İyileştirilmiş siber dayanıklılığa harcanan 10 milyon £, IDS’in son mali tablolarında altyapı maliyetlerinde yıllık bazda %5,6’lık bir artışa katkıda bulundu, ancak genel olarak, altyapının bir parçası olduğu insan dışı maliyetler %0,5 oranında azaldı.

Bu düşüşün bir dereceye kadar siber saldırıya atfedilmesi muhtemeldir; IDS, uluslararası posta hacimlerinde önemli ölçüde düşüş görüldüğünü, bunun da yurtdışı nakliye maliyetlerinin ve terminal ücretlerinin düşmesine yol açtığını söyledi.

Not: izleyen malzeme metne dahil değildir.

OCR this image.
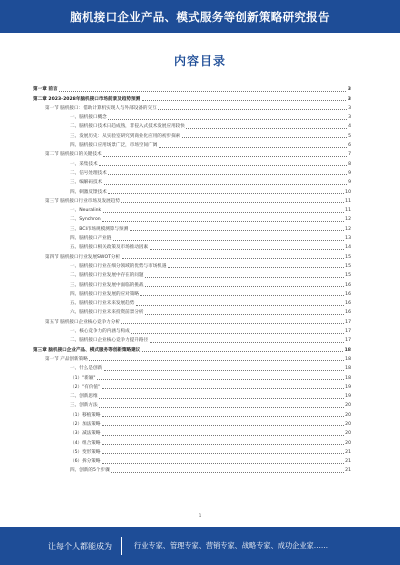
脑机接口企业产品、模式服务等创新策略研究报告
内容目录
第一章 前言	3
第二章 2023-2028年脑机接口市场前景及趋势预测	3
第一节 脑机接口：借助计算机实现人与外部设备的交互	3
一、脑机接口概念	3
二、脑机接口技术日趋成熟，非侵入式技术发展应用较快	4
三、发展历史：从实验室研究到商业化应用的初步探索	5
四、脑机接口应用场景广泛，市场空间广阔	6
第二节 脑机接口的关键技术	7
一、采集技术	8
二、信号处理技术	9
三、编解码技术	9
四、刺激反馈技术	10
第三节 脑机接口行业市场及发展趋势	11
一、Neuralink	11
二、Synchron	12
三、BCI市场规模测算与预测	12
四、脑机接口产业链	13
五、脑机接口相关政策及市场推动因素	14
第四节 脑机接口行业发展SWOT分析	15
一、脑机接口行业在细分领域的优势与市场机遇	15
二、脑机接口行业发展中存在的问题	15
三、脑机接口行业发展中面临的挑战	16
四、脑机接口行业发展的应对策略	16
五、脑机接口行业未来发展趋势	16
六、脑机接口行业未来投资前景分析	16
第五节 脑机接口企业核心竞争力分析	17
一、核心竞争力的内涵与构成	17
二、脑机接口企业核心竞争力提升路径	17
第三章 脑机接口企业产品、模式服务等创新策略建议	18
第一节 产品创新策略	18
一、什么是创新	18
（1）"新颖"	18
（2）"有价值"	19
二、创新思维	19
三、创新方法	20
（1）移植策略	20
（2）加法策略	20
（3）减法策略	20
（4）组合策略	20
（5）变形策略	21
（6）拆分策略	21
四、创新的5个步骤	21
1
让每个人都能成为	行业专家、管理专家、营销专家、战略专家、成功企业家……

Diğer işletme maliyetleri de, hem maliyet düşürücü faaliyetler hem de Postaneye ödenen komisyonun hacimle ilgili maliyetlerinin azalması ve şubelerdeki trafiğin azalmasıyla bağlantılı olarak düşüş gösterdi.

Paket hacimlerindeki %5’lik ve paket gelirlerindeki %6,5’lik düşüş de tamamen olmasa da açıkça siber saldırıya atfedilebilir; çünkü Royal Mail zaman zaman önemli grev eylemlerine ve genel olarak zorlu bir ekonomik ortama da tanık oldu.

Bununla birlikte, 10 milyon £’luk ekstra harcama genel tabloya yardımcı olmadı; bir bütün olarak IDS, bir önceki yılın aynı dönemindeki 157 milyon £’luk işletme kaybına kıyasla, 24 Eylül’e kadar olan yarı yılda 243 milyon £’luk işletme kaybına düştü. Toplam geliri 5,86 milyar £ ile geçen yıla göre hemen hemen sabit kaldı.

Royal Mail, 2022’nin aynı dönemindeki 219 milyon £’a kıyasla, bu dönemde özellikle 319 milyon £ zarar etti ve gelirleri 2022’ye göre %2,9 düşüşle 3,54 milyar £ oldu.

IDS CEO’su Martin Seidenberg, kuruluşun geri dönüş planında iyi ilerleme kaydettiğini söyledi ancak Westminster’dan daha fazla yardım çağrısında bulundu.

“Her gün işimizi dönüştürüyoruz ama hepsini kendi başımıza yapamayız. Regülatöre de ihtiyacımız var [Ofcom] ve hükümet üzerine düşeni yapsın. Şu anda yalnızca yedi milyar mektup dağıtıyorken, 20 milyar mektuptan oluşan bir ağı sürdürmek kesinlikle sürdürülebilir değil” dedi.

“Birleşik Krallık, dünya genelinde gördüğümüz trendlere karşı bağışık değil. Benzer birçok ülke halihazırda Evrensel Hizmetlerinde reform yapmış durumda ve Birleşik Krallık geride kalıyor. Ofcom’un Evrensel Hizmet seçeneklerini gözden geçirecek olmasını memnuniyetle karşılıyoruz ancak reform ihtiyacı acildir.”